K thinks his best bet is to return to east Asia. "I feel like I have more opportunity there," he said, because there are laws there that make it "really hard for a company to lay off people".
K's already limited options are made more so by the lack of hiring at Amazon. He says there are few open roles at the company, and managers are rushing to fill those that are open for fear of losing the headcount in the new year.
"The economic situation is such that these companies and the alternative companies that people would go to are also not hiring," said Tahmina Watson, an attorney and member of the advocacy committee at the American Immigration Lawyers Association. "They're either laying people off or they're having a hiring freeze. So the situation is such that their roads are essentially blocked."

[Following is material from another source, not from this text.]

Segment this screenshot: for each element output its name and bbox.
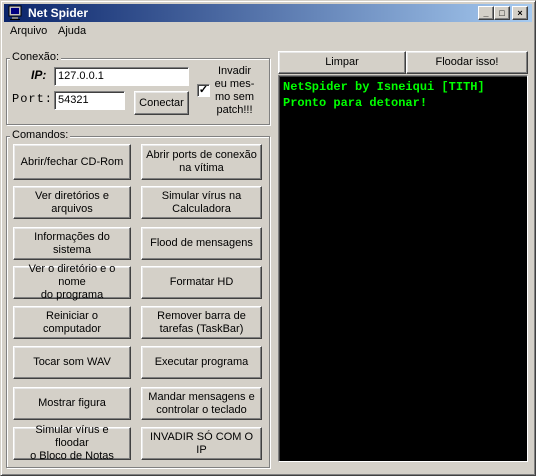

Amazon declined to comment but pointed the Guardian to company CEO Andy Jassy's statement on the layoffs on the devices and books teams. "We are working to support those who are affected and trying to help them find new roles on teams that have a need; and in cases where that's not possible, we are offering packages that include a separation payment, transitional health insurance benefits, and external job placement support," his statement reads.
For H-1B workers, the picture is not as bleak. They can still apply at other companies, and Nevarez, the attorney at Fragomen, Del Rey, Bernsen & Loewy LLP, said at this point laid-off tech workers may have more options if they are flexible about the industry, size and geographical location of the companies they are applying to.
"There are companies that are in need of tech talent across all industries," Nevarez said. "It's also geographically diverse. Maybe it's not sitting in Silicon Valley, maybe it's sitting in Texas or North Carolina. But again, if you're living here in Silicon Valley, you're picking up your life and moving to another location to essentially start over, at least from a community perspective, if not from an employment perspective."